前川:最初から「自分たちのバンド名の“かりゆし”をタイトルに入れる」ということを大前提に考えて作ったんです。“かりゆし”はビールや居酒屋の名前になってたり、沖縄を代表する言葉のひとつなんですよね。もともとは航海の無事を祈る言葉でーー俺らの祖先は海洋民族なのでーー“グッドラック”みたいな意味なんですが「この言葉は自分たちとってどんな意味があるのかな?」って改めて考えることが増えてきて。そのときに「いつの間にか意識が変わってたな」って気付いたんですよね。もともとは故郷に身を置かせてもらって、沖縄の先輩たちの音楽を染み込ませることでバンドを始めたはずなのに、いつからか「全国で活動できるバンドになる」みたいなことが目標になっていて。
ーー自分たちのルーツを再認識する時期だったのかもしれないですね。
前川:そうですね。あと「島の人たちにずっと愛される曲を作りたい」という思いもあったんですよね。喜納昌吉さんの「花」、THE BOOMの「島唄」、BEGINの「島人ぬ宝」を聴くと、沖縄の人はビックリするくらい大きな声で合唱するんですよ。その様子をステージから何度か見たことがあるんですけど、本当に素晴らしいんですよね。「そういう曲はどうあるべきか?」と自分なりに考えて作ったのが今回の「かりゆしの風」なんです。

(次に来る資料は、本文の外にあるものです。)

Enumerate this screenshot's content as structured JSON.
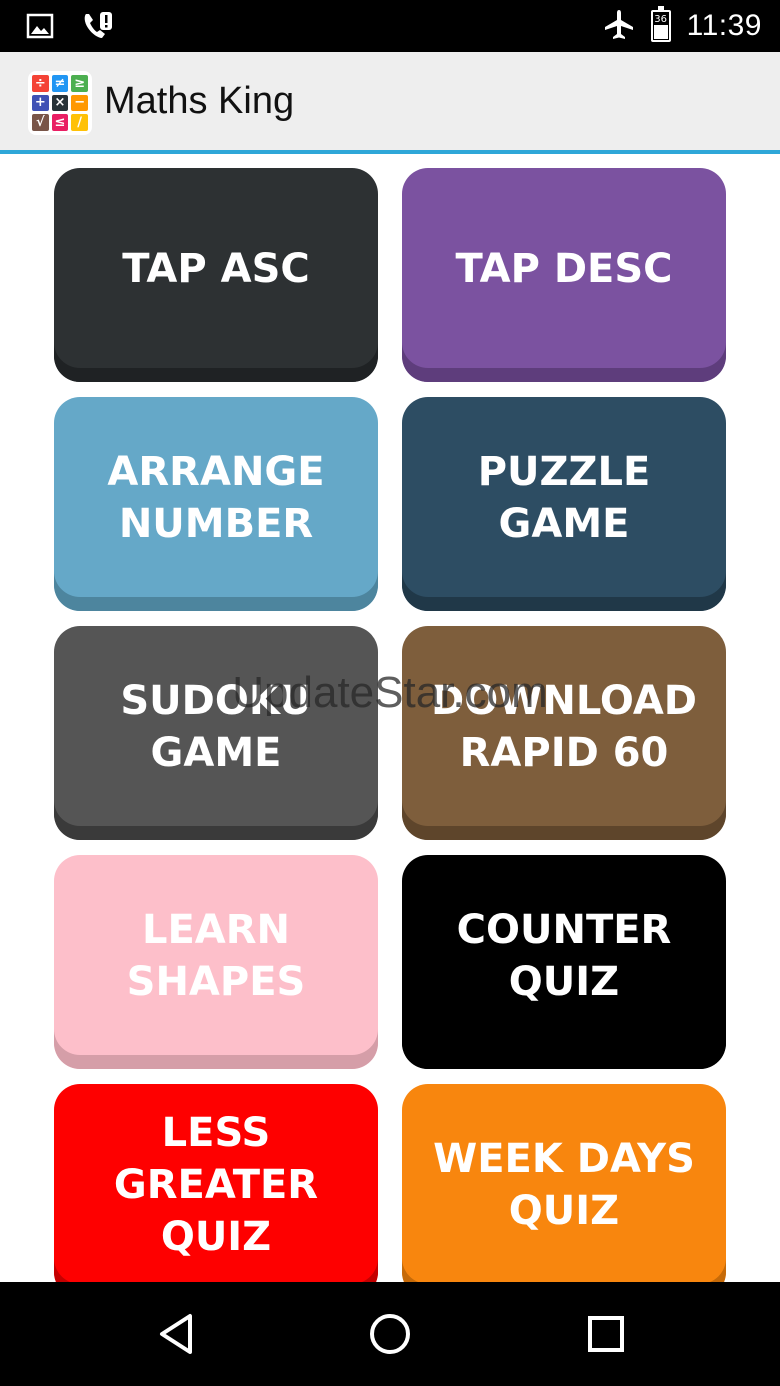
{
  "status_bar": {
    "time": "11:39",
    "battery_level": "36",
    "icons": [
      "image-icon",
      "wifi-calling-icon",
      "airplane-icon",
      "battery-icon"
    ]
  },
  "app_bar": {
    "title": "Maths King",
    "icon_cells": [
      {
        "symbol": "÷",
        "color": "#f44336"
      },
      {
        "symbol": "≠",
        "color": "#2196f3"
      },
      {
        "symbol": "≥",
        "color": "#4caf50"
      },
      {
        "symbol": "+",
        "color": "#3f51b5"
      },
      {
        "symbol": "×",
        "color": "#263238"
      },
      {
        "symbol": "−",
        "color": "#ff9800"
      },
      {
        "symbol": "√",
        "color": "#795548"
      },
      {
        "symbol": "≤",
        "color": "#e91e63"
      },
      {
        "symbol": "∕",
        "color": "#ffc107"
      }
    ],
    "accent_color": "#2ea7d8"
  },
  "menu": {
    "tiles": [
      {
        "label": "TAP ASC",
        "color": "#2d3133",
        "shadow": "#1f2224"
      },
      {
        "label": "TAP DESC",
        "color": "#7b52a0",
        "shadow": "#5e3d7c"
      },
      {
        "label": "ARRANGE\nNUMBER",
        "color": "#65a8c8",
        "shadow": "#4d859e"
      },
      {
        "label": "PUZZLE\nGAME",
        "color": "#2d4d63",
        "shadow": "#203848"
      },
      {
        "label": "SUDOKU\nGAME",
        "color": "#555555",
        "shadow": "#3a3a3a"
      },
      {
        "label": "DOWNLOAD\nRAPID 60",
        "color": "#7e5e3c",
        "shadow": "#5e452b"
      },
      {
        "label": "LEARN\nSHAPES",
        "color": "#fdbfca",
        "shadow": "#d59ea8"
      },
      {
        "label": "COUNTER\nQUIZ",
        "color": "#000000",
        "shadow": "#000000"
      },
      {
        "label": "LESS\nGREATER\nQUIZ",
        "color": "#fe0000",
        "shadow": "#c40000"
      },
      {
        "label": "WEEK DAYS\nQUIZ",
        "color": "#f8860e",
        "shadow": "#c66a08"
      }
    ]
  },
  "watermark": "UpdateStar.com",
  "nav_bar": {
    "back_label": "back",
    "home_label": "home",
    "recents_label": "recents"
  }
}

ーーそういう普遍的な楽曲を作りたいという思いは、以前からあったんですか?
前川:どこかにあったとは思うけど、自分自身が気づいてなかったんじゃないですかね。それよりも「自分の気持ちを伝えたい」とか、コード進行にこだわったりしながら曲を書いてきたというか…。「大事なのはそこじゃない」って気付くきっかけがあったんですよ。BEGINの比嘉栄昇さん、芸人の津波信一さんと家族ぐるみで仲良くさせてもらっていて、今年の3月に沖縄で集まったんですね。津波さん、栄昇さんの息子さんはどちらも15歳で、すごく仲がいいんですけど、栄昇さんが石垣島に戻ることになって、この春から離れ離れになったんですよ。そのお別れ会も兼ねてたんですけど、ふたりはバンドをやっていて、歌を歌ってくれて。それが本当に素晴らしかったんですよ。お父さんの影響かもしれないけど、日々の暮らしの歌だったり、自分たちで作った“第二の校歌”だったり。しかも「目の前にいる人たちを喜ばせよう」という気持ちが込められた歌ばかりだったんです。「何のために音楽をやってるのか、もう一度考え直さないといけない」って思って、それも大きなきっかけになってますね。

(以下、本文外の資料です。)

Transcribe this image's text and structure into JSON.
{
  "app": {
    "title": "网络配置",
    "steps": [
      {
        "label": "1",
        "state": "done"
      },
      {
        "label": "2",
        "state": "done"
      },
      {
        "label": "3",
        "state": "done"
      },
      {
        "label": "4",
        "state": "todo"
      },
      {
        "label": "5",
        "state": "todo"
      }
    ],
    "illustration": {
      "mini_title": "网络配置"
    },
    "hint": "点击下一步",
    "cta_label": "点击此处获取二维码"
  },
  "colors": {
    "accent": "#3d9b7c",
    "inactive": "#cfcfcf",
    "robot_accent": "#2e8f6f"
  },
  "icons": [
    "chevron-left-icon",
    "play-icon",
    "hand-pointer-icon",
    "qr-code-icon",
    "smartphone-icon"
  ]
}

ーーその経験は「かりゆしの風」の制作方法にも影響したんですか?
前川:作詞作曲に関しては、楽器を一切使わないで歌いながら作ってみたんです。そのときも沖縄にいたんですけど、朝早く起きて、近所の海で2時間くらいボーッとして、家に帰って作業して、夕方になるとまた海に行って。東京にいるとそういう時間の過ごし方が出来ないんですよね、怖くて。でも、沖縄にいると不思議と恐怖はなくて、気持ちよく過ごせるんです。ドライブしてたら地元のコミュニティFMでBEGIN特集をやっていて、それもすごく良かったり…。「こういう曲を作ってみたい」と思ったら、自然と歌い始めてたんですよね。
ーー沖縄という土地が持つパワーもあるんでしょうね。先日HYに取材したときも「沖縄に拠点を移したのは、のんびりしたペースでやりたいからではなくて、自分たちの感性をいちばん自由に活かせる場所だからなんです」と言っていて。実際、彼らの活動のペースはむしろ上がってるんですよね。
前川:とてもわかります。音楽を作ることが作業ではなくて、ライフワークに変わってくるというか。東京で時間に追われながらやるよりも、さらに良いペースでやれるような気がするんですよね、沖縄は。あと、歌や踊りが好きな人も多いから「こういう歌を作ったら、あの人が喜んでくれるかな」って思う機会も多いし。